Lot of people either don’t understand or underplay the role that social apparatus plays in bringing the categories of privileged and underprivileged into existence in the first place. Therefore, when activist and writer Kuffir Nalgundwar says that privilege is a chaalu term, he is not wrong. He writes, “It [privilege] doesn't encapsulate history enough while pretending to be concerned with it and erases most of the present by bringing all focus on this or that 'privileged' individual, instead of the group as a whole.”
He further argues, “If privilege is interpreted as 'unearned advantage', it tells you only half the story. The untold part is that this unearned advantage was gained through expropriating concrete assets from those who 'lack privilege'. That the underprivileged paid for the unearned advantage. The discourse of privileges converts this antagonistic relationship into one of inequality. This has two insidious purposes. One, it places both groups, who are antagonists in reality, on one ground, thus introducing the suggestion that they're equal participants, and the only difference between them being one of degree: one is taller, another is shorter, one went to an elite school, while the other went to a government school and so on. All differences become relative differences.”
Nalgundwar hits the nail on its head when he says that the relationship between privileged and underprivileged is antagonistic. If the goal of talking about privilege is to change the society for better, one needs to talk about privileges that accrue to entire groups and not individuals, and also at the cost of which other groups.
If Brahmins had not actively exploited Bahujan labour and cornered resources, they wouldn’t be a privileged group. The same is true of men in relation to women.
Injunctions and punishments are necessary to keep this oppression going. Hence the denial of education to women and Shudras till Christian missionaries started schools in British India.
The basis of oppression is material but with a great deal of ideological embellishment. The two are so intermeshed, it is not easy to delineate them. When women are married off to men of their parents’ choice, the act is an excellent union of material reasons with ideological norms.
Privileged groups design the society positioning themselves on the pedestal as the ideal to aspire to. In the caste system, Brahmin is the ideal. In patriarchy, a cisgendered man is the ideal. When it comes to sexuality, hetero is the ideal. The groups which don’t belong to these identities are outsiders and hence underprivileged (to a greater or lesser degree, depending on one’s distance from the ‘ideal’).

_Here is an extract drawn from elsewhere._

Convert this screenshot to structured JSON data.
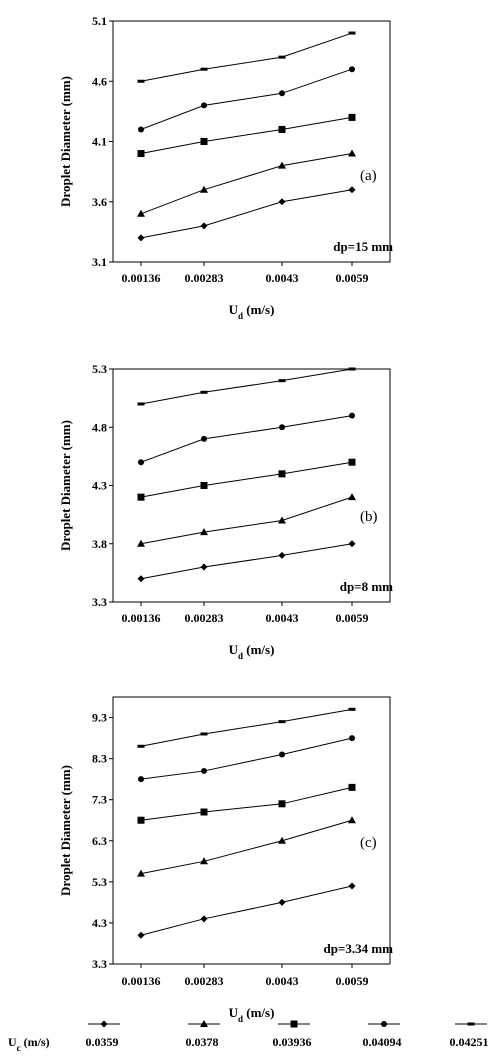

Our problems are social and the solutions also lie in social, not individual, action.
A useful discussion about privilege would be one that isn't used to score points against one another. It would instead perform the important function of making one aware of one’s social location and make one reflective, especially if one belongs to the privileged category.
The aim should be to go beyond looking at individuals in isolation and recognize the enabling environment that makes one privileged. Our problems are social and the solutions also lie in social, not individual, action.